リュカだけが、窓際から離れないまま低く言った。


「……レオル」


全員がそちらを見る。


リュカは一度だけユリスを見て、それから目を逸らした。


「……いや、何でもない」


それだけだった。


何でもなくないことは、誰にでも分かった。

けれど、それ以上はどこにも進まない。


レオルは扉の方を顎で示した。


「部屋に行け」


ユリスは立ち上がった。


椅子の脚が床を擦る音が、やけに大きい。

封筒を取る。

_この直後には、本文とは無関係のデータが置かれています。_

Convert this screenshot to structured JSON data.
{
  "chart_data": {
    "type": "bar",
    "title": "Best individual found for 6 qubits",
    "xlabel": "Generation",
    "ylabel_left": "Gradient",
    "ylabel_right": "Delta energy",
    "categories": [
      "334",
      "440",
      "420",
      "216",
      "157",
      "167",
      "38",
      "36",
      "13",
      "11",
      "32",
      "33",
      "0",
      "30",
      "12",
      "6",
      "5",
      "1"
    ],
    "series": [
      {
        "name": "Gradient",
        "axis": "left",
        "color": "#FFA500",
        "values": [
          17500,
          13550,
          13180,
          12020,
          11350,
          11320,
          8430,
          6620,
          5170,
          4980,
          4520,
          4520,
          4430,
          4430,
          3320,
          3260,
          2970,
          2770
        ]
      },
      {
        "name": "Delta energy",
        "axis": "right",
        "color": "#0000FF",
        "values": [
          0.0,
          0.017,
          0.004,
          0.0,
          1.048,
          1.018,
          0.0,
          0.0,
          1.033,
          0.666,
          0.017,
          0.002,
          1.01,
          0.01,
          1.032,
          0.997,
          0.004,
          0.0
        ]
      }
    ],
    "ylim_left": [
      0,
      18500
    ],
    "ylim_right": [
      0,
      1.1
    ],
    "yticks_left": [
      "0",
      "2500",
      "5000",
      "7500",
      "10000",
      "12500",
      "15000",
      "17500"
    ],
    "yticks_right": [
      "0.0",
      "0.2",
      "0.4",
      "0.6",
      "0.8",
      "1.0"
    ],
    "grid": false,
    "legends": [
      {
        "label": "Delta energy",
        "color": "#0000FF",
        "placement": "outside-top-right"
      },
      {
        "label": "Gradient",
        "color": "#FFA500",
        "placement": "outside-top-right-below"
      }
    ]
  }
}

軽い。

送り票の紙くずは、まだ反対の手にある。


階段を上がる。


二階の端。

自分に割り当てられていた小部屋は、最初から狭かった。


ベッド。

棚。

箱。

替えのシャツ。

包帯。

古い手帳。

地方から持ってきた判定票。


荷物は少なかった。


少ないことが、急に惨めだった。


ユリスは黙って鞄に詰めた。


手帳のあいだから、判定票が落ちる。


《勇気》。


その二文字を見て、笑いそうになった。


笑いではない。

喉の奥が引きつるだけの、どうしようもない形だった。


勇気なんて、武器にならない。


そう思ったからここまで来た。

それでも現場にいたかったから、雑務でも何でも飲んだ。


それが終わる。


鞄の口を閉じる。


部屋を出る時、振り返らなかった。

振り返っても、何も増えないからだ。


一階へ降りると、食堂の扉は閉まっていた。

中ではまだ声がしている。


中央駅の取材。

旧六番線の報告。

今後の案件。


自分のいない話が、もう始まっていた。


ユリスは宿舎の扉を開けた。


夜気が冷たい。


さっきまで倉庫街で吸っていたのと同じ冷たさなのに、今は少し違って感じる。

守るものがない場所の冷たさだった。


石段を下りる。

後ろで扉が閉まる。

それだけで、戻れない音に聞こえた。


どこへ行けばいいのか、分からなかった。


訓練課程へ戻れるのか。

戻って何になるのか。

《勇気》なんてシジルで、雇ってくれる場所があるのか。


通りの端で立ち尽くす。


王都の夜は、地方の停車場よりずっと明るい。

明るいのに、足元だけが妙に暗い。


しばらく、そのまま動けなかった。


行き先がない。

帰る部屋もない。

明日から何をすればいいのかも分からない。


頭の中では、さっきまでの言葉が何度も回る。


命令違反。

邪魔。

《勇気》なんてシジルで、何ができる。

今日で外れてもらう。


胸の奥が、少しずつ冷えていく。


怒りではない。

悲しみでもない。


ただ、足元から空っぽになっていく感じだった。


中央駅の方角で、遠く鐘が鳴る。


ひとつ。

ふたつ。


その音だけが、やけにはっきり夜に響いた。


王都はまだ起きている。

灯りは消えない。

列車も、たぶんどこかを走っている。


なのに、自分だけが線路から外れたみたいだった。


ユリスは鞄の紐を握り直した。

それでも、どこへ向かって歩けばいいのか分からない。


そのまま、しばらく石畳の上に立ち尽くしていた。